Instructions on running the code:
-
Running the ensemble:
In folder Ensemble_Model_Approach,
Step 1: Run the following files on colab to train and test on specific trait models that form the ensemble: ensemble_mistral_manifesto.ipynb ensemble_supremacist_manifesto.ipynb ensemble_suicidal_manifesto.ipynb ensemble_terrorist_manifesto.ipynb
Step 2: Download the generated label files from these codes.
Step 3: Run the evaluate_ensemble.ipynb file to perform a majority vote and evaluate the model.
-
Running the code for multistage fine tuning on Mistral:
In folder Multistage_Fine_Tuning_Approach_Mistral,
This folder contains codes to perform the multistage fine-tuning in various combinations of train and test sets.
Step 1: Run the fine_tune_on_3_traits.ipynb to fine tune baseline Mistral sequentially on the three traits.
Step 2: Run Train_manifesto_test_manifesto.ipynb to train the fine tuned model earlier and test on the main dataset.
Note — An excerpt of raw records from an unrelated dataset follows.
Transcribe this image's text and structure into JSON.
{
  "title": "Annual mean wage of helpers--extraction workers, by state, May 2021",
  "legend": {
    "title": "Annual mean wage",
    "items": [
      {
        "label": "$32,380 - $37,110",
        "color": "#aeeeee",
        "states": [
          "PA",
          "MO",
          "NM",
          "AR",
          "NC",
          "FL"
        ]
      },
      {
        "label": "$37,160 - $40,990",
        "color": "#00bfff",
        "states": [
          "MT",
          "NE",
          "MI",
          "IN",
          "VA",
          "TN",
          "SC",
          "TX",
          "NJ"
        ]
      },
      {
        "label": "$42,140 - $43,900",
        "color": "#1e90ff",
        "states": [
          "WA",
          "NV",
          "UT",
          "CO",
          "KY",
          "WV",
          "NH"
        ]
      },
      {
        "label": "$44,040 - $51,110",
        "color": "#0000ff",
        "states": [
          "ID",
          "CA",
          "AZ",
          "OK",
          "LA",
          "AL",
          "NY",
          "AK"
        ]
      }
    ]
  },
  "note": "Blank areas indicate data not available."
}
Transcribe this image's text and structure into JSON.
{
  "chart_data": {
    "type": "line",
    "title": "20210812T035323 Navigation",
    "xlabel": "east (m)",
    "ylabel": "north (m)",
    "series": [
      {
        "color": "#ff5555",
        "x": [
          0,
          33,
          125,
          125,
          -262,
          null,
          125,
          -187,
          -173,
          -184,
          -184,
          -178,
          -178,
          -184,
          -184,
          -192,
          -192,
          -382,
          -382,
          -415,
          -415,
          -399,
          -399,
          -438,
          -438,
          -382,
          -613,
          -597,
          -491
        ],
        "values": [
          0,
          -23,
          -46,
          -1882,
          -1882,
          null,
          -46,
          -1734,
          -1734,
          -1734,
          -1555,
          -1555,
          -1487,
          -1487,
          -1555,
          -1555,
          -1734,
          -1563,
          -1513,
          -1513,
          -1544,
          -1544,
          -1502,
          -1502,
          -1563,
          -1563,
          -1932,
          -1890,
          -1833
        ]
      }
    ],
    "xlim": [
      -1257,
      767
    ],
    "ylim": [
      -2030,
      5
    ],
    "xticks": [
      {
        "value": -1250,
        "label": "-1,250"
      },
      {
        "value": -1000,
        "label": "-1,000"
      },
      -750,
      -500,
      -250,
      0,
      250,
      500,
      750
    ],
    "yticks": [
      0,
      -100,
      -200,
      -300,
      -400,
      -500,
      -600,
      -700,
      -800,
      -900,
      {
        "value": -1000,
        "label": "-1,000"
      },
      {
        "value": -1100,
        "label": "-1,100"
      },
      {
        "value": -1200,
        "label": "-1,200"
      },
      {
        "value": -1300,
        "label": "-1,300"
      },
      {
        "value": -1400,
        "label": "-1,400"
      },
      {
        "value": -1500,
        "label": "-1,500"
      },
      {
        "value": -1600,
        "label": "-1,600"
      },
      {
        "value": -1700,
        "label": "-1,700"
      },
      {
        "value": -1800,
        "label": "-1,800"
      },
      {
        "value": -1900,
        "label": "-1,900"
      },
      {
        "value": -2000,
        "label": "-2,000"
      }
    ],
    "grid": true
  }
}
Step 3: Run the files TrainOn_traits_TestOn_manifestos_cross_val.ipynb and TrainOn_traits_TestOn_manifestos_n_pair.ipynb to train the models on traits and test them on the final dataset using two different loss functions.
-
Running the code for multistage fine tuning on BERT:
In folder Multistage_Fine_Tuning_Approach_BERT,
Run the file Transformer_model_multistage_finetuning.ipynb